Well, fairly straight – except for yet another ghostly
insertion of Dafoe reading what is possibly the most “omniscient” narration in
cinema history. This is Corbet’s way: the moment we risk getting too immersed
in the individual characters and their interpersonal dramas, the film yanks us
out with that voice-over. This level of Olympian (or Brechtian)
detachment will drive some viewers crazy, but it’s of a piece with everything Vox Lux aspires to do – and mostly
succeeds in doing.
Although the typical phases of a music biopic are used
by Corbet, he is also a dab hand at circumventing or twisting our expectations.
When Celeste “releases stress” before the big show by indulging in sex and
drugs (with her manager played by Jude Law), we count on her toppling over,
messing up or even dying before our eyes on stage – absolutely none of which
happens. (Corbet may have been remembering here John Cassavetes’ masterly Opening Night [1977]). On another level
of proceedings, Cassidy and Portman, so starkly different in every aspect of
their performances, hardly seem to be inhabiting the same character named
Celeste – and that is precisely Corbet’s point: identities are malleable,
history has no continuity, everything solid melts into the air.

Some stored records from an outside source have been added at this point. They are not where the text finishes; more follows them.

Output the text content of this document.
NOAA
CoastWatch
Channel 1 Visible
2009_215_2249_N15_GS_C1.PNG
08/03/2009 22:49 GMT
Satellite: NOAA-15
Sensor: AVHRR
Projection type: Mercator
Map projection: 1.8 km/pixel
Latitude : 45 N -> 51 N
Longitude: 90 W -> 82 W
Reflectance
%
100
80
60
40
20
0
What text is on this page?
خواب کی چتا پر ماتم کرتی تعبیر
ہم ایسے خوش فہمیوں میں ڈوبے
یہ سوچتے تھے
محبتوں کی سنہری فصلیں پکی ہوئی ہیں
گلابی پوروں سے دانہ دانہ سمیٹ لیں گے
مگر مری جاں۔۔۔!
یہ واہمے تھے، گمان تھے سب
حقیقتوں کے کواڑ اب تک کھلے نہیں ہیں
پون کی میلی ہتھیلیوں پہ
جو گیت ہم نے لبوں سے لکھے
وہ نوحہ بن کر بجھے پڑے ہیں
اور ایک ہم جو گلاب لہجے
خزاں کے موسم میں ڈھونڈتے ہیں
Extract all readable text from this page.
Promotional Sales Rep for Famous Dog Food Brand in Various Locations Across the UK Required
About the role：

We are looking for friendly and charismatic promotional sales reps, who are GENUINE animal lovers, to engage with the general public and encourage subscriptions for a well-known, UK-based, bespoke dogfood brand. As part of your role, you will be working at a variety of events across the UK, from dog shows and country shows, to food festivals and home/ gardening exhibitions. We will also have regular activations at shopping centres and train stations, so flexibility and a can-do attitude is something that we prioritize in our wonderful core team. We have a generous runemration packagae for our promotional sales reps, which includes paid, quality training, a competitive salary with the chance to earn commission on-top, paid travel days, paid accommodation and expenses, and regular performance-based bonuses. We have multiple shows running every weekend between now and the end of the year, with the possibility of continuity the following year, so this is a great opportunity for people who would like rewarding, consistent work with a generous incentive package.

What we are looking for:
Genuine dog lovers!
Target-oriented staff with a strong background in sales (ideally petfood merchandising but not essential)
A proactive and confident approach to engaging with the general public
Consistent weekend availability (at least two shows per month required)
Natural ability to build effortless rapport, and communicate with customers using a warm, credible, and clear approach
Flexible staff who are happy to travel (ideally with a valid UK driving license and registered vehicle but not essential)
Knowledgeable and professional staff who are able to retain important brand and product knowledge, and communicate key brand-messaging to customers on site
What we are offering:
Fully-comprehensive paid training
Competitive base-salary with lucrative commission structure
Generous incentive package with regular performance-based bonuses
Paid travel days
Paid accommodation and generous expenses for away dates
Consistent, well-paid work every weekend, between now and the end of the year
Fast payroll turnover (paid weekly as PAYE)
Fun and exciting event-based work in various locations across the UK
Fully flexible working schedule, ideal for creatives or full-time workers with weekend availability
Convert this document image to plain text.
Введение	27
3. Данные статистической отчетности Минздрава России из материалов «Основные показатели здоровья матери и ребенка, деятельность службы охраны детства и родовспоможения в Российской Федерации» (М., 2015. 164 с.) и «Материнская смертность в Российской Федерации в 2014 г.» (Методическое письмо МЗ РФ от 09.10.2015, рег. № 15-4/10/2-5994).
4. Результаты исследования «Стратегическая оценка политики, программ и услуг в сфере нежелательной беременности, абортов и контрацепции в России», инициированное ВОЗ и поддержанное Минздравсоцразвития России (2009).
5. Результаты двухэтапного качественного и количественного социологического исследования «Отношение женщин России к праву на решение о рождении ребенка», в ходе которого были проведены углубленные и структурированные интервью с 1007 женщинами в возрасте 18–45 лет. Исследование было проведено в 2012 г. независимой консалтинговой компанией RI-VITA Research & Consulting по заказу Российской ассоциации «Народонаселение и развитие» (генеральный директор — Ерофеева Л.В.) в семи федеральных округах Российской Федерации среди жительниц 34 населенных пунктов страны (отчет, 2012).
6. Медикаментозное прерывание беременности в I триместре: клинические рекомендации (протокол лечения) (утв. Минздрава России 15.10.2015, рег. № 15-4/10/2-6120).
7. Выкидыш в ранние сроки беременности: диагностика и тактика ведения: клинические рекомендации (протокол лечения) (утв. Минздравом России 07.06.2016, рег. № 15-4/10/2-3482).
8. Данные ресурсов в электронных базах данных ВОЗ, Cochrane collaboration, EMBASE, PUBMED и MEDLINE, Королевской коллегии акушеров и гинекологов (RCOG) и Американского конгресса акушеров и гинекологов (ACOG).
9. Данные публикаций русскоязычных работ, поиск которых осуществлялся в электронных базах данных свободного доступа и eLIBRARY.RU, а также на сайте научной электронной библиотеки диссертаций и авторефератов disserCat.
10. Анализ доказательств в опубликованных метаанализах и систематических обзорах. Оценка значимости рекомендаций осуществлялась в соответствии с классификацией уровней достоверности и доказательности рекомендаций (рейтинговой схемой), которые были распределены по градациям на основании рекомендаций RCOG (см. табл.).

While steeped in the history of many popular rise-and-fall-and-re-rise
movies about pop or rock music – from Bette Midler’s The Rose (1979) to the latest, woeful version of A Star is Born (2018) – Vox Lux belongs to a more renegade
tradition. Like Peter Watkins’ Privilege (1967), Todd Haynes’ Velvet Goldmine (1998)
and the little-known but sensational French production Les Idoles (1968), it takes the whole spectacle of the music
industry as a grotesque mirror of broader problems and trends in society – here
updated past the leftist ideas of previous generations to include a dizzy sense
of postmodern confusion and irresolution. Even at its most pointedly ironic,
the film seems to share in the frazzled uncertainties of its characters.
Moreover, Corbet belongs to a certain loose family of
filmmakers who shun the classical ideal of an invisible style and, instead, make
intensely evident the forms and shapes of their work – with, quite literally at
times, the lines of architecture, the movements of camera or actors, and the
beats of music cued up together in strict unison. Not to mention the explicitly
novelistic carve-up into acts, epilogue and prologue! This is not simply for
the sake of some show-off virtuosity; rather, the most powerful effects of such
films (when they work) derive from this insistence on us recognising their
form. The Big Daddy of this clan is unquestionably Stanley Kubrick, with
Austria’s Michael Haneke running a close second. But the progeny are quite
diverse and far-flung, including Peter Greenaway (The Pillow Book,
1996), Bertrand Bonello (Nocturama,
2016), Amat Escalante (The Untamed, 2016) and
Corbet.
If one thing unites them all, it’s an ambivalent
fascination with power and control: how people internalise, in their heads and
bodies, the regimentation of a social order – whether that order be an army
patrol, or an arena pop concert. Indeed, Corbet films the gauntlet crossed by
the adult Celeste on her way to the stage – through endless corridors – exactly
as Kubrick filmed the trenches of World War I in Paths of Glory (1957), using long, relentless, geometrical
movements. Not far below the veneer of civilisation, however, lurks a mass of
seething, Dionysian drives (like lust and aggression, or more plainly the will
to dissociate and “get out” of oneself) that threaten, at every unstable
moment, to topple us into an unruly, animal kingdom.
I did not enjoy Corbet’s directorial debut, The Childhood of a Leader (2016), one
little bit. I found it – as others may find Vox
Lux – arch, pretentious, emotionally distant, rigidly formal, and overstated
in the way it spelt out and hammered home its big ideas about history, politics
and family life. There were certainly things to admire in it – such as Scott
Walker’s thunderous orchestral score (Walker [1943-2019] is back for Vox Lux, blending his characteristically unsettling music with the
ingenious song repertoire composed for Celeste by Australian star Sia). But
there is a sureness of touch – as well as an air of poetic mystery – which
Corbet brings to his second film, and it bodes well for his future as an auteur.
Best of all, there is a beguiling ambivalence attached
to almost everything in Vox Lux. In
one sense, it’s easy to make a movie that mocks pop music and every lousy thing
it can stand for. When Celeste messianically declares herself to be the “new
faith” and even a “new New Testament”, we wince alongside those around her; but
by the time she’s reached her third triumphant “anthem” on stage, we can’t help
but bop along – just like Ellie and Albertine buried deep in the crowd – to the
“affirmative”, high-energy vibe.
A 21st century portrait? I’ll buy that.